I spent all of my young years and some of my young adult years on Bentley Drive. Everybody was watching you. No harm could come to you. You felt safe and you also knew that you couldn't get into much of nothing because they were going to tell. Everybody knew whose child you were, who you belonged to, what family you belonged to and they just kind of looked out. My mom used to work as a barmaid in different bars throughout the Hill, so a lot of people knew my mom that way. I'm glad that she was [strict] because I probably would have been a different kid. I was a good student, honor roll, scholar classes, all that fun stuff, [but] I was interested in the street life because lot of my family members were in the streets. She just pulled me back.

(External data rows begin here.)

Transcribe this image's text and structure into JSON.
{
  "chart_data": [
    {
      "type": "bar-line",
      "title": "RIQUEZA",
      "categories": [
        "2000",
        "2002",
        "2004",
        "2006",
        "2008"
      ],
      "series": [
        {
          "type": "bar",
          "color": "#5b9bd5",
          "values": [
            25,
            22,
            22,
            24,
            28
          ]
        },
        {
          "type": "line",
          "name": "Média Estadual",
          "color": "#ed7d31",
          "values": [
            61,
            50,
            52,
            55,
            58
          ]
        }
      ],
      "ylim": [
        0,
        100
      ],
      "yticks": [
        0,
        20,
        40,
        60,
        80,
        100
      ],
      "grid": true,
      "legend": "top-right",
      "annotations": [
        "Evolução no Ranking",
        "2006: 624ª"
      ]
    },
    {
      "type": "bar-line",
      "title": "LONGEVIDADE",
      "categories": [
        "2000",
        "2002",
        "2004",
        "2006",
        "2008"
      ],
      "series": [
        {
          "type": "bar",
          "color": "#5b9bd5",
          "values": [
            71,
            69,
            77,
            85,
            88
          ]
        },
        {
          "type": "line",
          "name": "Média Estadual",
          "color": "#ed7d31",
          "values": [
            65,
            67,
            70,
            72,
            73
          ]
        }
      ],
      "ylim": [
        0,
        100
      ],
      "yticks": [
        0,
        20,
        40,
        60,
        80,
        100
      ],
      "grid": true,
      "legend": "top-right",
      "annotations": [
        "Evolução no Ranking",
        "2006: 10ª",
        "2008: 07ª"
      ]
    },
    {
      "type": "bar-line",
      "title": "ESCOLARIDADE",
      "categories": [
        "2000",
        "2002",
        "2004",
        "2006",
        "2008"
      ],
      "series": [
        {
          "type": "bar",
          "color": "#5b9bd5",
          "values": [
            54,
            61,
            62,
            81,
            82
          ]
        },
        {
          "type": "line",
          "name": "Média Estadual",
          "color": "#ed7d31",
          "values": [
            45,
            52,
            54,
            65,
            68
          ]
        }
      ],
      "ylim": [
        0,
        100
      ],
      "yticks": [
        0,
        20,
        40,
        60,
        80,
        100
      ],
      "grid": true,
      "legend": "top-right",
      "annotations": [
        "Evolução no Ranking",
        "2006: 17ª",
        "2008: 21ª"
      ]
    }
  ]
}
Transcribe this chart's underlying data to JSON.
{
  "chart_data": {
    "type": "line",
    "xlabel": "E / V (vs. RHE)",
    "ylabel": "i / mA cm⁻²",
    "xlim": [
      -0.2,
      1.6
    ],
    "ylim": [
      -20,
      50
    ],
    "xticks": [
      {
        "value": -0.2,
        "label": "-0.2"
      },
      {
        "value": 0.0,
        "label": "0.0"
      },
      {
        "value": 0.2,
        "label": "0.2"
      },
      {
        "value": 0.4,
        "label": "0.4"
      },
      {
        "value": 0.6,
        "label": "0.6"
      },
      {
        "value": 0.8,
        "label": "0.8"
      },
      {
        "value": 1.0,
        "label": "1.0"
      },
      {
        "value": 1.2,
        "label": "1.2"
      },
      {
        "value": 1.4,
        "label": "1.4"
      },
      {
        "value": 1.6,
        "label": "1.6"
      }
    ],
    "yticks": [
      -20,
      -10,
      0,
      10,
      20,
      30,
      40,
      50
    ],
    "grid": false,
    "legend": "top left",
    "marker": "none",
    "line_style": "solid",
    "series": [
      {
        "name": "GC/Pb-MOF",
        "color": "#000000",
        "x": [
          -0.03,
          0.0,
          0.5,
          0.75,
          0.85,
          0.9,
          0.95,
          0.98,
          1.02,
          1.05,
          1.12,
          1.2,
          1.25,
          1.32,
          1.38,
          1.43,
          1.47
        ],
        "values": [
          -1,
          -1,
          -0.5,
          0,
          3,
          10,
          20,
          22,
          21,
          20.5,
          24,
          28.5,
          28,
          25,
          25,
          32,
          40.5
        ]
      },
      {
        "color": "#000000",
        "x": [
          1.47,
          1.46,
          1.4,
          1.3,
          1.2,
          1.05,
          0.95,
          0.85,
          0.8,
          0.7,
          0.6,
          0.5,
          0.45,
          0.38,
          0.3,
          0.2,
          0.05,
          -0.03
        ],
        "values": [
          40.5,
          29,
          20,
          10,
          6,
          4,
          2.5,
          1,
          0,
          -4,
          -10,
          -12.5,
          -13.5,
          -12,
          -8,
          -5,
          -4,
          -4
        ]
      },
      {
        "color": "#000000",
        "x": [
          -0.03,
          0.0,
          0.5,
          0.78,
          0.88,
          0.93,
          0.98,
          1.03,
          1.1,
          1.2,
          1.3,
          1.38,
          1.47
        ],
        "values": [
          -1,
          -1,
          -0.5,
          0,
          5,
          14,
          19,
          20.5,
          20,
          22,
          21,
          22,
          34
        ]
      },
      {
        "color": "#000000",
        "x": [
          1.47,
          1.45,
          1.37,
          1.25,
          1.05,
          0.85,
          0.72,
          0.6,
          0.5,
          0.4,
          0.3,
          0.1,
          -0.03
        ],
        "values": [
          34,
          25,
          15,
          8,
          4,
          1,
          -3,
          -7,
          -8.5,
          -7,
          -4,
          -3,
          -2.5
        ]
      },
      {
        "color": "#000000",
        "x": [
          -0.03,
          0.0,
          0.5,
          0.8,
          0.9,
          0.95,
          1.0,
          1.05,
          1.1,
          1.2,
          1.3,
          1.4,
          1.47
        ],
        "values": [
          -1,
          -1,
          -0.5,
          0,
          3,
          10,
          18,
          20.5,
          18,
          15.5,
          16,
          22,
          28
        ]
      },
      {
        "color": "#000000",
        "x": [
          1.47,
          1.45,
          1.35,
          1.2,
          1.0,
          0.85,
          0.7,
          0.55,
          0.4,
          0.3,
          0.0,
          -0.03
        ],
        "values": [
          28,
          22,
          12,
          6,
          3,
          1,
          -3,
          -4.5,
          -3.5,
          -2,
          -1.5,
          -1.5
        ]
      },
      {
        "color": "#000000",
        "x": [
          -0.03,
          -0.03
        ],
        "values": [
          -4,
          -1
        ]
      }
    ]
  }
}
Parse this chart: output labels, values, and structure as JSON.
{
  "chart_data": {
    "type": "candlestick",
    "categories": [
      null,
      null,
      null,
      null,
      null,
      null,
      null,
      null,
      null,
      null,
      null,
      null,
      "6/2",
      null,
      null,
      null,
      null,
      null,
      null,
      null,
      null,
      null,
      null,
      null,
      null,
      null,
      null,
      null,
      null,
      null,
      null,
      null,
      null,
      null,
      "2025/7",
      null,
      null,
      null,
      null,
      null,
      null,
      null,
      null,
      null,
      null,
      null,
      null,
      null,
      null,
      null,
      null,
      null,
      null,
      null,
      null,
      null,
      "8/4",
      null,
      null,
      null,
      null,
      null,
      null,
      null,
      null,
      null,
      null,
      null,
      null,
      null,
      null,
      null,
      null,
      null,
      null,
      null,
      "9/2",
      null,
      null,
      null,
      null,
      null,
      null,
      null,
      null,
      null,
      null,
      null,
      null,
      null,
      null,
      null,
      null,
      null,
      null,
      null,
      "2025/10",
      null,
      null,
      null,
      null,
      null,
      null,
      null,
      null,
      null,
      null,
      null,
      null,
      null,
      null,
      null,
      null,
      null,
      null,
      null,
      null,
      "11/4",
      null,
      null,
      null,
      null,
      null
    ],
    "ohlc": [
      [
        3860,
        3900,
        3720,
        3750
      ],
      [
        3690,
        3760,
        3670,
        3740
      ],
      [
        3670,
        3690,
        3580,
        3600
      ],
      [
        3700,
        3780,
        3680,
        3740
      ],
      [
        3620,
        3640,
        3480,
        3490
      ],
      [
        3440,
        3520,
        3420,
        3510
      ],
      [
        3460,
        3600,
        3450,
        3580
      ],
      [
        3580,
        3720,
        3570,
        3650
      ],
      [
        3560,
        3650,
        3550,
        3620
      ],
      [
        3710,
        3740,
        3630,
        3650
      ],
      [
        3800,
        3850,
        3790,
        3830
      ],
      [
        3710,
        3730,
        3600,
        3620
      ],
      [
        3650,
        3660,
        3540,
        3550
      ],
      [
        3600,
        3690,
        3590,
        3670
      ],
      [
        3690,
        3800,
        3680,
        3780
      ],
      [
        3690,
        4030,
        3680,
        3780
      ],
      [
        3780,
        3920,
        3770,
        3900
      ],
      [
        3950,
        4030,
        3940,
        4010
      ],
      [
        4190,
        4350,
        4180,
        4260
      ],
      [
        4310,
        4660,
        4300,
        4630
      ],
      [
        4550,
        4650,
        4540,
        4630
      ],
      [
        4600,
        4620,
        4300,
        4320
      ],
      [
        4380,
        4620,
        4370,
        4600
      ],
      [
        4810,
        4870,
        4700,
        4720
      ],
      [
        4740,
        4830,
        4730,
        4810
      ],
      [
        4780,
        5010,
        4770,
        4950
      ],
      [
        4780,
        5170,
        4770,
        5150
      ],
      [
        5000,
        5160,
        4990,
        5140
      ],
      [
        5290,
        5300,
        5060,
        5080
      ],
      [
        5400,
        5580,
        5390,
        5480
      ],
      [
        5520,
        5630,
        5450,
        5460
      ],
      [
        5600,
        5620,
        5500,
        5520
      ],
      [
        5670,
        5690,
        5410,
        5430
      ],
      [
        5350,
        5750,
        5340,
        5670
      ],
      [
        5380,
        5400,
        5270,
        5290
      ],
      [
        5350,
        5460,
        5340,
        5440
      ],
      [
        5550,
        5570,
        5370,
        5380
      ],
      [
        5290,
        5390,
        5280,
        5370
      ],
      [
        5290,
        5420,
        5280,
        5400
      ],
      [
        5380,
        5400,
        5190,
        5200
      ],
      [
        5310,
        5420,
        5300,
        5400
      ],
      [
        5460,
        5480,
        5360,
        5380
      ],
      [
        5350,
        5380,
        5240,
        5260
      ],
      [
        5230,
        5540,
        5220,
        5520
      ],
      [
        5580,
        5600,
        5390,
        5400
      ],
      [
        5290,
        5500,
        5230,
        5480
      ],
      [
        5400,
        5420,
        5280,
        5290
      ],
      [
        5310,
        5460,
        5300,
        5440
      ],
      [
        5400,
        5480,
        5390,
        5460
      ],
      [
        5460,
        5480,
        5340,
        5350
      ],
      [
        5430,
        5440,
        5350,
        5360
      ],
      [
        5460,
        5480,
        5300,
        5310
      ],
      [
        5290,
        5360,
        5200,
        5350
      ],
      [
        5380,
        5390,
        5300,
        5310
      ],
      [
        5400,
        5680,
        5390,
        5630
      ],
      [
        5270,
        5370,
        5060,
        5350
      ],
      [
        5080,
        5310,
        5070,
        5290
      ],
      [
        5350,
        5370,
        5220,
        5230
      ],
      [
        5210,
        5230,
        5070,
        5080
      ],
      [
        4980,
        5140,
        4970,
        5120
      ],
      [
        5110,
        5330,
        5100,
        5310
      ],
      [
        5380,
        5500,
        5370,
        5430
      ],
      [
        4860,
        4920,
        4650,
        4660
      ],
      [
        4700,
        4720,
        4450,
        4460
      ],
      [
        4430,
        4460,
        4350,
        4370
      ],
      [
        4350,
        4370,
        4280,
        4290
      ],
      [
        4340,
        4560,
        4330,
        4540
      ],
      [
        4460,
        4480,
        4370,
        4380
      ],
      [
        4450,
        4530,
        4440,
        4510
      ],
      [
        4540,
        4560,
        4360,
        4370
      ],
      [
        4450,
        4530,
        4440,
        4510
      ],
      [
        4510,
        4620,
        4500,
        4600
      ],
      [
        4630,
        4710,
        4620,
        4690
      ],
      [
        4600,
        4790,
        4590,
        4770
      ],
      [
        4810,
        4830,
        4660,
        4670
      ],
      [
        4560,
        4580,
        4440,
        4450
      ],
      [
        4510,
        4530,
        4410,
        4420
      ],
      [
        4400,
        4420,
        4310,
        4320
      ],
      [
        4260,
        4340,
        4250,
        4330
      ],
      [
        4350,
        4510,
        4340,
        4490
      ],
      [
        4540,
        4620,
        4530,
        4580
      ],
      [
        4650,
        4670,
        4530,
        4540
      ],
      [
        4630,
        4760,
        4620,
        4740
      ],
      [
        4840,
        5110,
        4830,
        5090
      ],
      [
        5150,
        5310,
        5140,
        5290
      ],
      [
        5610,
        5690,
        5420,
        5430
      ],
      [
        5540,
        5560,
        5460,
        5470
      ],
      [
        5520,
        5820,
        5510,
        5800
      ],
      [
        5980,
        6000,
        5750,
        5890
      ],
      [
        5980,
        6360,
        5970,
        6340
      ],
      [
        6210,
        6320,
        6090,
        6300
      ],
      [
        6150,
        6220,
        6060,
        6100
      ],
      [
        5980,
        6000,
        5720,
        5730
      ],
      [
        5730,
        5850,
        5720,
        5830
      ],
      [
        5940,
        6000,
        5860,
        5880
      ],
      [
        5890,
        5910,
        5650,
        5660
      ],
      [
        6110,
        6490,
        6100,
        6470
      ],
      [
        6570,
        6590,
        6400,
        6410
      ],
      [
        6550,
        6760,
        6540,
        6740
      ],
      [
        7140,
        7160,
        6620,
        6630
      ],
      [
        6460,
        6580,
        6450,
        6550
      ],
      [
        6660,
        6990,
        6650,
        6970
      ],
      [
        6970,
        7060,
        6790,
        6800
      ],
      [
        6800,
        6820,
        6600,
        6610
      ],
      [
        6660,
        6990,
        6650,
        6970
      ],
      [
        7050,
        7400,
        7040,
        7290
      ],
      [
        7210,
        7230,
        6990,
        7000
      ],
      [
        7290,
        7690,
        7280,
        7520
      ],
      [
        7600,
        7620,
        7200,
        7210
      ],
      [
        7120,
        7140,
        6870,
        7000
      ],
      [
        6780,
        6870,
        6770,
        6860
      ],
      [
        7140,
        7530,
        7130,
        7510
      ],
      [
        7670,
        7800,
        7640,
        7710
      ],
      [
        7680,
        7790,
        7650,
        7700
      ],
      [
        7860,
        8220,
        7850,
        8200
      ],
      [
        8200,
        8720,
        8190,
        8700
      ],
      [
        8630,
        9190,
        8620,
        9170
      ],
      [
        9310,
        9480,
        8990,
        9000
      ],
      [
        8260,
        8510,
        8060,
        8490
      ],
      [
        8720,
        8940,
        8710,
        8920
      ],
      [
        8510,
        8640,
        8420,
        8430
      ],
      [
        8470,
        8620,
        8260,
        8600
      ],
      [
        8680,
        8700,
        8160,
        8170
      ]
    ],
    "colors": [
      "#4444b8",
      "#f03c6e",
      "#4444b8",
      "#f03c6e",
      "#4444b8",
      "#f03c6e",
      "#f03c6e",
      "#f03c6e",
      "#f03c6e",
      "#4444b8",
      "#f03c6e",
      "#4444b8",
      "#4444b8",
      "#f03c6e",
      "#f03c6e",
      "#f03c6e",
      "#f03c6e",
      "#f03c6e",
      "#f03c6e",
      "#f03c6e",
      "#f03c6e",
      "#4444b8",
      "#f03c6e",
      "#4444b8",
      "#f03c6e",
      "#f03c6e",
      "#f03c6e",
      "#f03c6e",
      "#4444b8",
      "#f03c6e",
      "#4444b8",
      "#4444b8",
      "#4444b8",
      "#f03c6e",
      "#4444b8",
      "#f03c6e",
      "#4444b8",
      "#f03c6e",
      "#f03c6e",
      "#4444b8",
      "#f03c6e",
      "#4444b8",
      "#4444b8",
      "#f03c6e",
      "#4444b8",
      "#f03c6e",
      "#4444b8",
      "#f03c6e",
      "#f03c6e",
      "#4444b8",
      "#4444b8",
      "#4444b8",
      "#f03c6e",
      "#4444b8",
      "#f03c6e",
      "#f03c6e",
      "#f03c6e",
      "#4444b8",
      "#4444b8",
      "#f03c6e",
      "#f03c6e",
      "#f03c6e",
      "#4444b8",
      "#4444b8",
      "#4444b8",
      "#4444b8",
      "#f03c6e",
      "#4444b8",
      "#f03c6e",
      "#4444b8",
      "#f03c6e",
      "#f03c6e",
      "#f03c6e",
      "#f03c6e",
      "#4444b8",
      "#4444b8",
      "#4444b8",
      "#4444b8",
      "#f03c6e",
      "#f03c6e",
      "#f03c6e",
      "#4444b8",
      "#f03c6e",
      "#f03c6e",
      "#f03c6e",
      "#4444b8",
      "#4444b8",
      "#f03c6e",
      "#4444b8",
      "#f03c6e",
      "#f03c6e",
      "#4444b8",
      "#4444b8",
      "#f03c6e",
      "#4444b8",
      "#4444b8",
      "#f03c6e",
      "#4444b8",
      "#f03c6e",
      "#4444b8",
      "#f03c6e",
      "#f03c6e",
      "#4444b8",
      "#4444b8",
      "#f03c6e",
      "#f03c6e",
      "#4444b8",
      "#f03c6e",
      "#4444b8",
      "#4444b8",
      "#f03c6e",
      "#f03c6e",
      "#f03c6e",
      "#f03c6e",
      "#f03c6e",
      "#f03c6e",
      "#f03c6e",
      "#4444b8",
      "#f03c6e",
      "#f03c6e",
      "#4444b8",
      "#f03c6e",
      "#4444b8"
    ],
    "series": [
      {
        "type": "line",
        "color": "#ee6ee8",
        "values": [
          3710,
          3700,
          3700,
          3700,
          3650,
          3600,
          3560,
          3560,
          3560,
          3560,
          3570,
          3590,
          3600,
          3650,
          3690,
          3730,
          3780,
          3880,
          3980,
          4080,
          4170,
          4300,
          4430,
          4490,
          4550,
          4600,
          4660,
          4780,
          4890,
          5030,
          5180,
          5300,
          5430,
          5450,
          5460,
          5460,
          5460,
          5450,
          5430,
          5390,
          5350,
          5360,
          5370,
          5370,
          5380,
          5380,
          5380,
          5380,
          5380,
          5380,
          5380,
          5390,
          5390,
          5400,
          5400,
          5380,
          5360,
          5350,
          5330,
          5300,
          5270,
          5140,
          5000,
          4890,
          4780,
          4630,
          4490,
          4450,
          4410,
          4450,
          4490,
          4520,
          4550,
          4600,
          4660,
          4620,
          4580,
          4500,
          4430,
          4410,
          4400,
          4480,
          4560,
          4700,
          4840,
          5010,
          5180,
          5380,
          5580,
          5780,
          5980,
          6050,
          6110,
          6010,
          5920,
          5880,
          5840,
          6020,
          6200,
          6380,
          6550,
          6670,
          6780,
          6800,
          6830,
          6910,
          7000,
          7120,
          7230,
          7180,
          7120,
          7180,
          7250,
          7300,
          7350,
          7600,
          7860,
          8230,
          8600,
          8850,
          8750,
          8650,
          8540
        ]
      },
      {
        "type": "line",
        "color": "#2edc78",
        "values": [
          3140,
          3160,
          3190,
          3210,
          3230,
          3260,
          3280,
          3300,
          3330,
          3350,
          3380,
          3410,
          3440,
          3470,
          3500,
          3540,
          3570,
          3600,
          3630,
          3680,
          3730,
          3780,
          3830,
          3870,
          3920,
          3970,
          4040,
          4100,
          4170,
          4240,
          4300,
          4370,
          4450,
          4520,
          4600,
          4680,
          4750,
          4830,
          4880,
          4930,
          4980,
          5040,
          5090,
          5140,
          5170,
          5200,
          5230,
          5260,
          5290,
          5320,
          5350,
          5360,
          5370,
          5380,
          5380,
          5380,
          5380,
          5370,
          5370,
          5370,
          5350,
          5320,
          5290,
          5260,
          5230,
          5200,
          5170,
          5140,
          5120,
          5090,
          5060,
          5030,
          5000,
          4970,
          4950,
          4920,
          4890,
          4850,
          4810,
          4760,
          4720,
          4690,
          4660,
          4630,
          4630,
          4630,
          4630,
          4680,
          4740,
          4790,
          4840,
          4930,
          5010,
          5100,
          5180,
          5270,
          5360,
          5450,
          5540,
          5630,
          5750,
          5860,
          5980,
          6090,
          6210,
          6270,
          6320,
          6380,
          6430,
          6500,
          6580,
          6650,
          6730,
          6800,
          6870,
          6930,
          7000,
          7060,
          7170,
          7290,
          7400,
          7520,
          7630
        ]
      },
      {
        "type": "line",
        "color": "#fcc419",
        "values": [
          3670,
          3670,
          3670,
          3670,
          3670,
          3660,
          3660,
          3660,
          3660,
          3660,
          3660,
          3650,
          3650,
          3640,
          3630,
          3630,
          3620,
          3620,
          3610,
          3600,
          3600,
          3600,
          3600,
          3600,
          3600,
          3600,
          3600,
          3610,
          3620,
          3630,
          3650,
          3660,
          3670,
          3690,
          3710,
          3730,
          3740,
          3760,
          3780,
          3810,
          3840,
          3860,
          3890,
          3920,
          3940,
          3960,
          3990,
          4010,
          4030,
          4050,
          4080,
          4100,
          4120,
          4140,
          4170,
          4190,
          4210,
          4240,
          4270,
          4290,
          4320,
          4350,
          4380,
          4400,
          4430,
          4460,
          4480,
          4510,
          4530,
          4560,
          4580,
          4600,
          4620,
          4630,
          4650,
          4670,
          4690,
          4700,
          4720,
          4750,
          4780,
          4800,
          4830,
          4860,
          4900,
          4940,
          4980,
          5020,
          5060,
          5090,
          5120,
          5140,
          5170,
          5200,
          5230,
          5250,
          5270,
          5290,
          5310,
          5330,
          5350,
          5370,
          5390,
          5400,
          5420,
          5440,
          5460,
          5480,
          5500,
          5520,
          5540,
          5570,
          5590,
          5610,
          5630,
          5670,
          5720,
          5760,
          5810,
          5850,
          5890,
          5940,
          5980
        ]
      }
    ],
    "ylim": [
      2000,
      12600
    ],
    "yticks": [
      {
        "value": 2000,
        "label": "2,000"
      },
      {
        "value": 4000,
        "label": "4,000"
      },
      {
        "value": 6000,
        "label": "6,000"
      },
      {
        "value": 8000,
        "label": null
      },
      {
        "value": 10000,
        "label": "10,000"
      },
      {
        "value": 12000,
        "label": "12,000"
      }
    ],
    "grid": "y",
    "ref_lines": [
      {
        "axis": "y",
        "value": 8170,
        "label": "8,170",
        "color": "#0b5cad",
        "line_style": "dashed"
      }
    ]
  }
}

She was not having it.

As I got older things started to change, and there was a lot more division amongst the people on the Hill. It may have been there all along but you start seeing it as you get older. We became selfish. It came with the times, the televisions. At one point we all had the same all-white sneaks on and it wasn't a big deal. It started out with the Adidas, the change in the clothing. ‘I need to get the freshest, the latest, the gold chains.’ When the attire started to change we became more flashy. At some point it was like, ‘No, we ain't friends no more. We beefing because you look like you got more than I do, or you said something, and then they just kept trying to top each other. Of course there was always that social-economic climb within. That's in every community. But in the process of wanting to be ‘it,’ everybody's focusing on themselves and forgot about everyone else.”